Lihatlah beliau adalah pedagang yang jujur lagi sukses dan dermawan, adapun orang sufi mereka tidak mau mencari harta dan bekerja serta tidak percaya pada sebab, mereka memperaktekkan tawakkal yang salah .

Tokoh Sufi Yusuf bin Husain berkata :” Jika engkau melihat seseorang yang menyibukkan diri pada rukhshoh dan mata pencarihan, maka tidak ada sesuatu yang bisa diandalkan darinya.” (Talbis Iblis 10/304 )

Beliau adalah seorang ahli fiqih yang dalam setiap masalah selalu merujuk pada hadits yang shohih, mengikuti atsar para shohabat dan para tabiin, jika tidak menemukan maka beliau mengqiyas masalah tersebut dan beliau adalah sebaik pengqiyas suatu masalah. Berkata Imam Fudhail bin Iyadh :” Abu Hanifah selalu mengembalikan suatu masalah kepada hadits-hadits yang shohih, mengikuti atsar para shohabat dan para tabiin, jika tidak menemukan maka beliau mengqiyas masalah tersebut dan beliau adalah sebaik pengqiyas suatu masalah.” (Tarikh Baghdadi 13/340)

Imam Imam Abu Hanifah Rohimahulloh :” Jika suatu hadits telah shohih maka itulah madzhabku.” (al-Hasyiyah Ibnu Abidin 1/63)

Imam Imam Abu Hanifah Rohimahulloh : “Tidak halal bagi seseorang yang mengambil pemikiran kami selagi dia tidak tahu dari mana kami mengambil dalil.” (Hasyiyah alal Bahrir Ro’iq 6/293)

Imam Imam Abu Hanifah Rohimahulloh : “Sesungguhnya kami hanyalah manusia biasa kami perpendapat hari ini dan kami mengkoreksi besok.” (Hasyiyah alal Bahrir Ro’iq 6/293)
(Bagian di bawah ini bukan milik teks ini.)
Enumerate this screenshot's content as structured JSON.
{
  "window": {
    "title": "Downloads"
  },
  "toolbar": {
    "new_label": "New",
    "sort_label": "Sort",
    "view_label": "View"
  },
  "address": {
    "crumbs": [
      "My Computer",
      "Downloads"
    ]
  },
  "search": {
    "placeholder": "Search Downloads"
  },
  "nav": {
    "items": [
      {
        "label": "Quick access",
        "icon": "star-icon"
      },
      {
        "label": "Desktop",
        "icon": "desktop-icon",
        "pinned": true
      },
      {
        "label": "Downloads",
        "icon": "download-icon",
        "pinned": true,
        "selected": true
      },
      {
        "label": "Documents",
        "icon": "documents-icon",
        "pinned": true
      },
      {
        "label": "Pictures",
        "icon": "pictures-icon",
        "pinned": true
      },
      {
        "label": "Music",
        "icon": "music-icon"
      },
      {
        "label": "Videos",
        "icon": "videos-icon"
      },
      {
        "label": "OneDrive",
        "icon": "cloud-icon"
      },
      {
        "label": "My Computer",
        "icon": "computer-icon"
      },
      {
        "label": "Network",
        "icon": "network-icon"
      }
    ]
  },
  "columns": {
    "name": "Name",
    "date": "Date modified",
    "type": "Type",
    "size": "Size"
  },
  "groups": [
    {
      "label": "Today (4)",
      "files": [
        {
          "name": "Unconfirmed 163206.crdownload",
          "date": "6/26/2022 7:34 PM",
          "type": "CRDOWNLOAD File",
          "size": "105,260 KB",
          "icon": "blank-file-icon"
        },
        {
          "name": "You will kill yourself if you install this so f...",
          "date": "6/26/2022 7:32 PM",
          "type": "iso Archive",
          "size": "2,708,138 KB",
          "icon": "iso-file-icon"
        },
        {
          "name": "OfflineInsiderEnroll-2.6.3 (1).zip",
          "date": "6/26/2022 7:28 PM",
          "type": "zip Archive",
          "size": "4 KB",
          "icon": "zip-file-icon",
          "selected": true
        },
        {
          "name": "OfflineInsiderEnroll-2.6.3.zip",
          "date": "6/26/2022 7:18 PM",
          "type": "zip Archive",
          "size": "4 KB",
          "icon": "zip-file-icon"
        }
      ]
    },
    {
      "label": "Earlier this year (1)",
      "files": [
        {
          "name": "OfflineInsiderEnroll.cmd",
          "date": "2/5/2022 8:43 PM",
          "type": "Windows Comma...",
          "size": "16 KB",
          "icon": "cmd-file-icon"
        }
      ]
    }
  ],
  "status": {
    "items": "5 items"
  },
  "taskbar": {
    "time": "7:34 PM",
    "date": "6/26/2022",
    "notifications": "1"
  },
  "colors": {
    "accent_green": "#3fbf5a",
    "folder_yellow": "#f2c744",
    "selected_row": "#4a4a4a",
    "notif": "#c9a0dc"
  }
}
2. Imam Malik (Guru Imam Asy-Syafii) –Rohimahumalloh-
Al-Qodhi ‘Iyadh Rohimahulloh berkata dalam kitabnya (Tartib Al-Madarik Wa Taqrib Al-Masalik 2/54): At-Tinisi berkata: Kami dulu berada di sisi Malik, dan para muridnya berada di sekelilingnya. Kemudian seorang dari penduduk Nashibiyin berkata: “Di tempat kami ada satu kaum yang disebut dengan sufiyah, dimana mereka makan banyak, kemudian mereka mulai membaca qasidah-qasidah [qashidah, qoshidah], kemudian bangkit dan menari.” Maka Imam Malik berkata: “Apakah mereka anak-anak?” Dia menjawab: “Tidak.” Imam Malik bertanya: “Apakah mereka orang-orang gila?” Dia menjawab: “Bahkan mereka adalah para tokoh agama yang berakal!” Maka Imam Malik berkata: “Aku tidak mendengar bahwa seorang muslim akan melakukan demikian.”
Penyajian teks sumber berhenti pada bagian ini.